Define a structure $\mathcal{A}$ as homogeneous if, for every two substructures $\mathcal{B}, \mathcal{C}$ of $\mathcal{A}$, if $f: B \to C$ is an isomorphism, then $f$ extends to an automorphism of $\mathcal{A}$. Define a structure $\mathcal{A}$ as $\lambda$-categorical if there is, up to isomorphism, exactly one model $\mathcal{A}'$ of cardinality $\lambda$ satisfying $\mathrm{Th}(\mathcal{A})$. A structure is totally categorical if it's categorical in every infinite cardinal.
Question: is there any relation between homogeneity and (total) categoricity? In particular, does homogeneity imply (total) categoricity? If not, what is an example of a homogeneous structure which is not (totally) categorical?

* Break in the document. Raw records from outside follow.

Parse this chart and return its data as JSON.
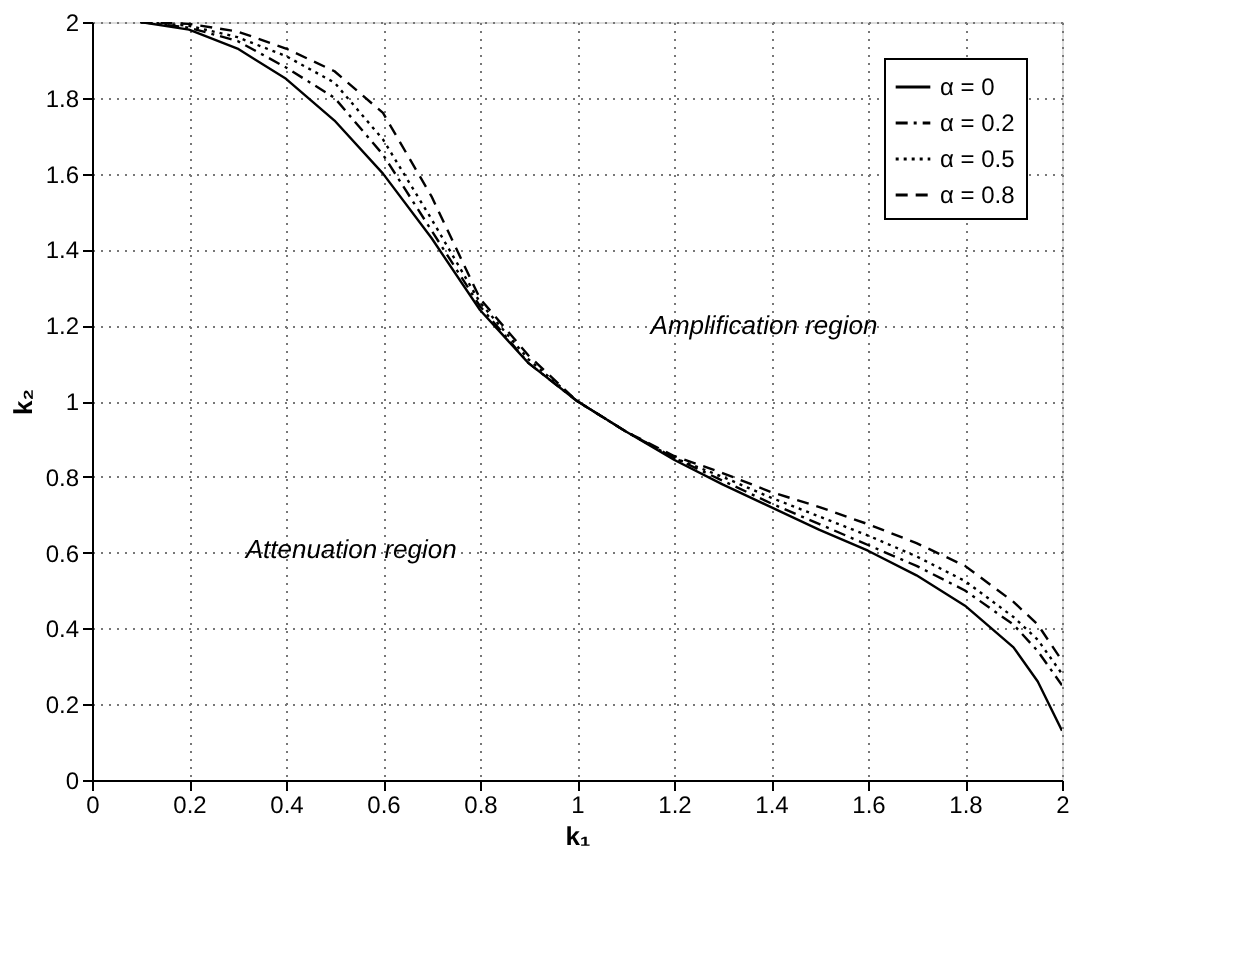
{
  "chart_data": {
    "type": "line",
    "xlabel": "k₁",
    "ylabel": "k₂",
    "x": [
      0.1,
      0.2,
      0.3,
      0.4,
      0.5,
      0.6,
      0.7,
      0.8,
      0.9,
      1.0,
      1.1,
      1.2,
      1.3,
      1.4,
      1.5,
      1.6,
      1.7,
      1.8,
      1.9,
      1.95,
      2.0
    ],
    "series": [
      {
        "name": "α = 0",
        "color": "#000000",
        "line_style": "solid",
        "values": [
          2,
          1.98,
          1.93,
          1.85,
          1.74,
          1.6,
          1.43,
          1.24,
          1.1,
          1,
          0.92,
          0.845,
          0.78,
          0.72,
          0.66,
          0.605,
          0.54,
          0.46,
          0.35,
          0.26,
          0.13
        ]
      },
      {
        "name": "α = 0.2",
        "color": "#000000",
        "line_style": "dashdot",
        "values": [
          2,
          1.985,
          1.95,
          1.88,
          1.8,
          1.65,
          1.45,
          1.25,
          1.1,
          1,
          0.92,
          0.85,
          0.79,
          0.73,
          0.675,
          0.62,
          0.565,
          0.5,
          0.41,
          0.34,
          0.25
        ]
      },
      {
        "name": "α = 0.5",
        "color": "#000000",
        "line_style": "dotted",
        "values": [
          2,
          1.99,
          1.96,
          1.91,
          1.84,
          1.69,
          1.48,
          1.26,
          1.11,
          1,
          0.92,
          0.85,
          0.8,
          0.745,
          0.695,
          0.645,
          0.59,
          0.525,
          0.43,
          0.37,
          0.28
        ]
      },
      {
        "name": "α = 0.8",
        "color": "#000000",
        "line_style": "dashed",
        "values": [
          2,
          1.995,
          1.975,
          1.93,
          1.87,
          1.76,
          1.54,
          1.27,
          1.12,
          1,
          0.92,
          0.855,
          0.81,
          0.76,
          0.72,
          0.675,
          0.625,
          0.565,
          0.47,
          0.41,
          0.315
        ]
      }
    ],
    "xlim": [
      0,
      2
    ],
    "ylim": [
      0,
      2
    ],
    "xticks": [
      0,
      0.2,
      0.4,
      0.6,
      0.8,
      1,
      1.2,
      1.4,
      1.6,
      1.8,
      2
    ],
    "yticks": [
      0,
      0.2,
      0.4,
      0.6,
      0.8,
      1,
      1.2,
      1.4,
      1.6,
      1.8,
      2
    ],
    "grid": true,
    "legend": "top right",
    "annotations": [
      "Amplification region",
      "Attenuation region"
    ]
  }
}
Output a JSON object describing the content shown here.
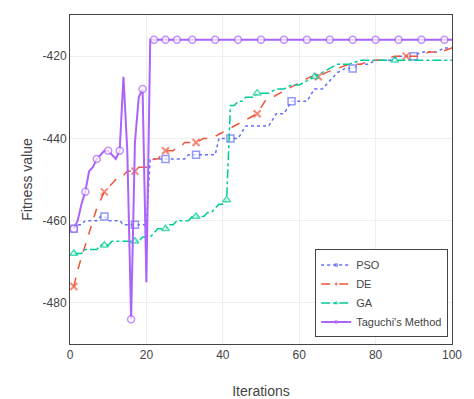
{
  "chart_data": {
    "type": "line",
    "xlabel": "Iterations",
    "ylabel": "Fitness value",
    "xlim": [
      0,
      100
    ],
    "ylim": [
      -490,
      -410
    ],
    "xticks": [
      0,
      20,
      40,
      60,
      80,
      100
    ],
    "yticks": [
      -480,
      -460,
      -440,
      -420
    ],
    "grid": true,
    "legend": "lower right",
    "series": [
      {
        "name": "PSO",
        "marker": "square",
        "line_style": "dotted",
        "x": [
          1,
          2,
          3,
          4,
          5,
          6,
          7,
          8,
          9,
          10,
          11,
          12,
          13,
          14,
          15,
          16,
          17,
          18,
          19,
          20,
          21,
          22,
          23,
          24,
          25,
          26,
          27,
          28,
          29,
          30,
          31,
          32,
          33,
          34,
          35,
          36,
          37,
          38,
          39,
          40,
          42,
          44,
          46,
          48,
          50,
          52,
          54,
          56,
          58,
          60,
          62,
          64,
          66,
          68,
          70,
          72,
          74,
          76,
          78,
          80,
          82,
          84,
          86,
          88,
          90,
          92,
          94,
          96,
          98,
          100
        ],
        "values": [
          -462,
          -461,
          -461,
          -460,
          -460,
          -460,
          -460,
          -459,
          -459,
          -460,
          -460,
          -460,
          -460,
          -461,
          -461,
          -461,
          -461,
          -461,
          -461,
          -461,
          -445,
          -445,
          -445,
          -445,
          -445,
          -445,
          -445,
          -445,
          -445,
          -445,
          -444,
          -444,
          -444,
          -444,
          -444,
          -444,
          -444,
          -444,
          -440,
          -440,
          -440,
          -440,
          -437,
          -437,
          -437,
          -437,
          -434,
          -434,
          -431,
          -431,
          -431,
          -428,
          -428,
          -426,
          -424,
          -423,
          -423,
          -422,
          -422,
          -421,
          -421,
          -421,
          -420,
          -420,
          -420,
          -419,
          -419,
          -419,
          -418,
          -418
        ]
      },
      {
        "name": "DE",
        "marker": "x",
        "line_style": "dashed",
        "x": [
          1,
          2,
          3,
          4,
          5,
          6,
          7,
          8,
          9,
          10,
          11,
          12,
          13,
          14,
          15,
          16,
          17,
          18,
          19,
          20,
          21,
          22,
          23,
          24,
          25,
          26,
          27,
          28,
          29,
          30,
          31,
          32,
          33,
          35,
          37,
          39,
          41,
          43,
          45,
          47,
          49,
          51,
          53,
          55,
          57,
          59,
          61,
          63,
          65,
          67,
          70,
          73,
          76,
          79,
          82,
          85,
          88,
          91,
          94,
          97,
          100
        ],
        "values": [
          -476,
          -472,
          -469,
          -466,
          -463,
          -460,
          -457,
          -455,
          -453,
          -452,
          -451,
          -450,
          -449,
          -449,
          -448,
          -448,
          -448,
          -447,
          -447,
          -447,
          -446,
          -445,
          -445,
          -444,
          -443,
          -443,
          -443,
          -442,
          -442,
          -441,
          -441,
          -441,
          -441,
          -440,
          -440,
          -439,
          -438,
          -437,
          -436,
          -435,
          -434,
          -431,
          -430,
          -429,
          -428,
          -427,
          -426,
          -425,
          -425,
          -424,
          -423,
          -422,
          -422,
          -421,
          -421,
          -420,
          -420,
          -420,
          -419,
          -419,
          -418
        ]
      },
      {
        "name": "GA",
        "marker": "triangle",
        "line_style": "dashdot",
        "x": [
          1,
          2,
          3,
          4,
          5,
          6,
          7,
          8,
          9,
          10,
          11,
          12,
          13,
          14,
          15,
          16,
          17,
          18,
          19,
          20,
          21,
          22,
          23,
          24,
          25,
          26,
          27,
          28,
          29,
          30,
          31,
          32,
          33,
          34,
          35,
          36,
          37,
          38,
          39,
          40,
          41,
          42,
          43,
          44,
          45,
          46,
          47,
          48,
          49,
          50,
          52,
          54,
          56,
          58,
          60,
          62,
          64,
          66,
          68,
          70,
          73,
          76,
          79,
          82,
          85,
          88,
          91,
          94,
          97,
          100
        ],
        "values": [
          -468,
          -468,
          -468,
          -467,
          -467,
          -467,
          -467,
          -466,
          -466,
          -466,
          -465,
          -465,
          -465,
          -465,
          -465,
          -465,
          -465,
          -465,
          -464,
          -464,
          -464,
          -463,
          -462,
          -462,
          -462,
          -461,
          -461,
          -460,
          -460,
          -460,
          -460,
          -459,
          -459,
          -459,
          -459,
          -458,
          -458,
          -457,
          -456,
          -456,
          -455,
          -432,
          -432,
          -431,
          -431,
          -430,
          -430,
          -430,
          -429,
          -429,
          -429,
          -428,
          -428,
          -427,
          -427,
          -426,
          -425,
          -424,
          -423,
          -422,
          -422,
          -421,
          -421,
          -421,
          -421,
          -421,
          -421,
          -421,
          -421,
          -421
        ]
      },
      {
        "name": "Taguchi's Method",
        "marker": "circle",
        "line_style": "solid",
        "x": [
          1,
          2,
          3,
          4,
          5,
          6,
          7,
          8,
          9,
          10,
          11,
          12,
          13,
          14,
          15,
          16,
          17,
          18,
          19,
          20,
          21,
          22,
          23,
          24,
          25,
          26,
          27,
          28,
          29,
          30,
          32,
          34,
          36,
          38,
          40,
          42,
          44,
          46,
          48,
          50,
          52,
          54,
          56,
          58,
          60,
          62,
          64,
          66,
          68,
          70,
          72,
          74,
          76,
          78,
          80,
          82,
          84,
          86,
          88,
          90,
          92,
          94,
          96,
          98,
          100
        ],
        "values": [
          -462,
          -460,
          -456,
          -453,
          -448,
          -447,
          -445,
          -444,
          -443,
          -443,
          -444,
          -445,
          -443,
          -425,
          -443,
          -484,
          -441,
          -430,
          -428,
          -475,
          -416,
          -416,
          -416,
          -416,
          -416,
          -416,
          -416,
          -416,
          -416,
          -416,
          -416,
          -416,
          -416,
          -416,
          -416,
          -416,
          -416,
          -416,
          -416,
          -416,
          -416,
          -416,
          -416,
          -416,
          -416,
          -416,
          -416,
          -416,
          -416,
          -416,
          -416,
          -416,
          -416,
          -416,
          -416,
          -416,
          -416,
          -416,
          -416,
          -416,
          -416,
          -416,
          -416,
          -416,
          -416
        ]
      }
    ]
  }
}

I've been searching a lot for the answer for these question but without much success. I'm trying to understand these two concepts, so any help here would be greatly appreciated.
Take $(\mathbb N,0,S)$. It is vacuously homogenous because it doesn't have any proper substructures.

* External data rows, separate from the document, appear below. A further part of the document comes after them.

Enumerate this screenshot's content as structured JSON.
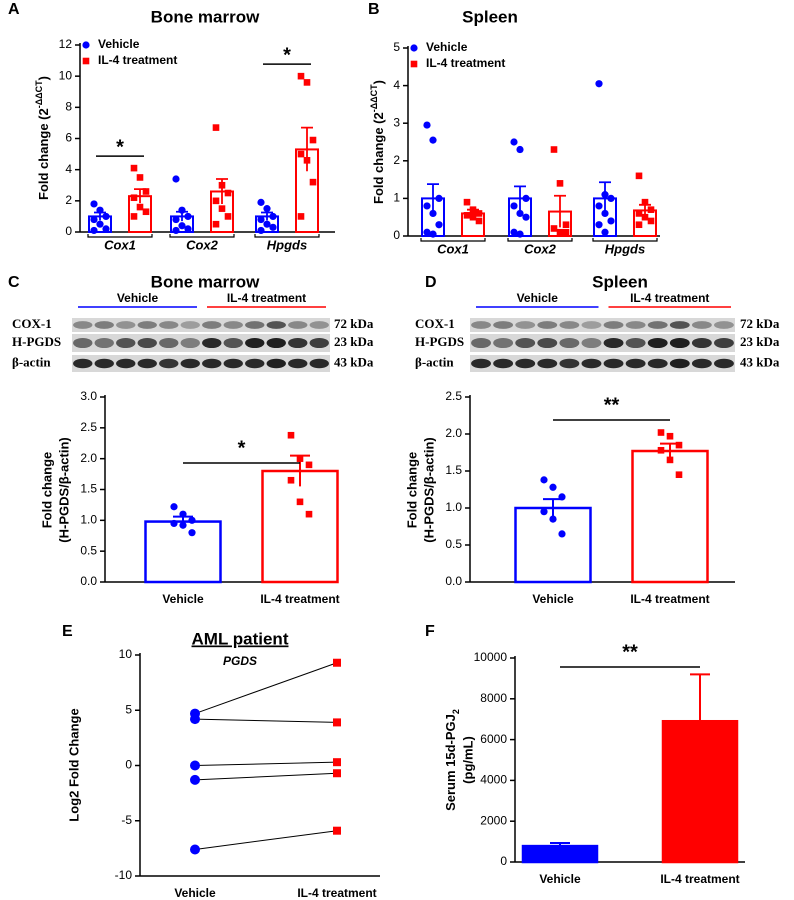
{
  "chart_data": [
    {
      "panel": "A",
      "type": "bar",
      "title": "Bone marrow",
      "y_label": [
        {
          "text": "Fold change (2",
          "sup": "-ΔΔCT",
          "end": ")"
        }
      ],
      "categories": [
        "Cox1",
        "Cox2",
        "Hpgds"
      ],
      "series": [
        {
          "name": "Vehicle",
          "color": "#0000ff",
          "values": [
            1.0,
            1.0,
            1.0
          ],
          "errors": [
            0.25,
            0.3,
            0.25
          ],
          "points": [
            [
              1.8,
              1.4,
              1.0,
              0.8,
              0.5,
              0.2,
              0.1
            ],
            [
              3.4,
              1.4,
              1.0,
              0.8,
              0.4,
              0.2,
              0.1
            ],
            [
              1.9,
              1.5,
              1.0,
              0.8,
              0.5,
              0.3,
              0.1
            ]
          ]
        },
        {
          "name": "IL-4 treatment",
          "color": "#ff0000",
          "values": [
            2.3,
            2.6,
            5.3
          ],
          "errors": [
            0.45,
            0.8,
            1.4
          ],
          "points": [
            [
              4.1,
              3.5,
              2.6,
              2.2,
              1.6,
              1.3,
              1.0
            ],
            [
              6.7,
              3.0,
              2.5,
              2.0,
              1.5,
              1.0,
              0.5
            ],
            [
              10.0,
              9.6,
              5.9,
              5.0,
              4.6,
              3.2,
              1.0
            ]
          ]
        }
      ],
      "annotations": [
        "*",
        null,
        "*"
      ],
      "ylim": [
        0,
        12
      ],
      "yticks": [
        0,
        2,
        4,
        6,
        8,
        10,
        12
      ]
    },
    {
      "panel": "B",
      "type": "bar",
      "title": "Spleen",
      "y_label": [
        {
          "text": "Fold change (2",
          "sup": "-ΔΔCT",
          "end": ")"
        }
      ],
      "categories": [
        "Cox1",
        "Cox2",
        "Hpgds"
      ],
      "series": [
        {
          "name": "Vehicle",
          "color": "#0000ff",
          "values": [
            1.0,
            1.0,
            1.0
          ],
          "errors": [
            0.38,
            0.32,
            0.43
          ],
          "points": [
            [
              2.95,
              2.55,
              1.0,
              0.8,
              0.6,
              0.3,
              0.1,
              0.05
            ],
            [
              2.5,
              2.3,
              1.0,
              0.8,
              0.6,
              0.5,
              0.1,
              0.05
            ],
            [
              4.05,
              1.1,
              1.0,
              0.8,
              0.6,
              0.4,
              0.3,
              0.1
            ]
          ]
        },
        {
          "name": "IL-4 treatment",
          "color": "#ff0000",
          "values": [
            0.6,
            0.65,
            0.68
          ],
          "errors": [
            0.1,
            0.42,
            0.15
          ],
          "points": [
            [
              0.9,
              0.7,
              0.6,
              0.55,
              0.5,
              0.4
            ],
            [
              2.3,
              1.4,
              0.3,
              0.2,
              0.1,
              0.1
            ],
            [
              1.6,
              0.9,
              0.7,
              0.6,
              0.5,
              0.4,
              0.3
            ]
          ]
        }
      ],
      "ylim": [
        0,
        5
      ],
      "yticks": [
        0,
        1,
        2,
        3,
        4,
        5
      ]
    },
    {
      "panel": "C",
      "type": "bar",
      "title": "Bone marrow",
      "blot": {
        "groups": [
          "Vehicle",
          "IL-4 treatment"
        ],
        "bands": [
          "COX-1",
          "H-PGDS",
          "β-actin"
        ],
        "sizes": [
          "72 kDa",
          "23 kDa",
          "43 kDa"
        ]
      },
      "y_label": [
        "Fold change",
        "(H-PGDS/β-actin)"
      ],
      "categories": [
        "Vehicle",
        "IL-4 treatment"
      ],
      "colors": [
        "#0000ff",
        "#ff0000"
      ],
      "filled": false,
      "values": [
        0.98,
        1.8
      ],
      "errors": [
        0.08,
        0.25
      ],
      "points": [
        [
          1.22,
          1.1,
          1.0,
          0.95,
          0.92,
          0.8
        ],
        [
          2.38,
          2.0,
          1.9,
          1.65,
          1.3,
          1.1
        ]
      ],
      "annotation": "*",
      "ylim": [
        0,
        3
      ],
      "yticks": [
        {
          "value": 0,
          "label": "0.0"
        },
        0.5,
        {
          "value": 1,
          "label": "1.0"
        },
        1.5,
        {
          "value": 2,
          "label": "2.0"
        },
        2.5,
        {
          "value": 3,
          "label": "3.0"
        }
      ]
    },
    {
      "panel": "D",
      "type": "bar",
      "title": "Spleen",
      "blot": {
        "groups": [
          "Vehicle",
          "IL-4 treatment"
        ],
        "bands": [
          "COX-1",
          "H-PGDS",
          "β-actin"
        ],
        "sizes": [
          "72 kDa",
          "23 kDa",
          "43 kDa"
        ]
      },
      "y_label": [
        "Fold change",
        "(H-PGDS/β-actin)"
      ],
      "categories": [
        "Vehicle",
        "IL-4 treatment"
      ],
      "colors": [
        "#0000ff",
        "#ff0000"
      ],
      "filled": false,
      "values": [
        1.0,
        1.77
      ],
      "errors": [
        0.12,
        0.1
      ],
      "points": [
        [
          1.38,
          1.28,
          1.15,
          0.95,
          0.85,
          0.65
        ],
        [
          2.02,
          1.97,
          1.85,
          1.78,
          1.65,
          1.45
        ]
      ],
      "annotation": "**",
      "ylim": [
        0,
        2.5
      ],
      "yticks": [
        {
          "value": 0,
          "label": "0.0"
        },
        0.5,
        {
          "value": 1,
          "label": "1.0"
        },
        1.5,
        {
          "value": 2,
          "label": "2.0"
        },
        2.5
      ]
    },
    {
      "panel": "E",
      "type": "paired",
      "title": "AML patient",
      "subtitle": "PGDS",
      "y_label": [
        "Log2 Fold Change"
      ],
      "categories": [
        "Vehicle",
        "IL-4 treatment"
      ],
      "colors": [
        "#0000ff",
        "#ff0000"
      ],
      "pairs": [
        [
          4.7,
          9.3
        ],
        [
          4.2,
          3.9
        ],
        [
          0.0,
          0.3
        ],
        [
          -1.3,
          -0.7
        ],
        [
          -7.6,
          -5.9
        ]
      ],
      "ylim": [
        -10,
        10
      ],
      "yticks": [
        -10,
        -5,
        0,
        5,
        10
      ]
    },
    {
      "panel": "F",
      "type": "bar",
      "y_label": [
        {
          "text": "Serum 15d-PGJ",
          "sub": "2"
        },
        "(pg/mL)"
      ],
      "categories": [
        "Vehicle",
        "IL-4 treatment"
      ],
      "colors": [
        "#0000ff",
        "#ff0000"
      ],
      "filled": true,
      "values": [
        780,
        6900
      ],
      "errors": [
        150,
        2300
      ],
      "annotation": "**",
      "ylim": [
        0,
        10000
      ],
      "yticks": [
        0,
        2000,
        4000,
        6000,
        8000,
        10000
      ]
    }
  ]
}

On the other hand, it is not even $\aleph_0$-categorical -- the usual compactness argument will produce an elementarily equivalent countable model with a nonstandard element, which cannot be isomorphic to $\mathbb N$.
If vacuous homogeneity feels like cheating, consider $(\mathbb Z,S)$ instead. This is more meaningfully homogeneous, and we can still use compactness to produce an elementarily equivalent countable structure that contains two elements that are not any finite distance from each other.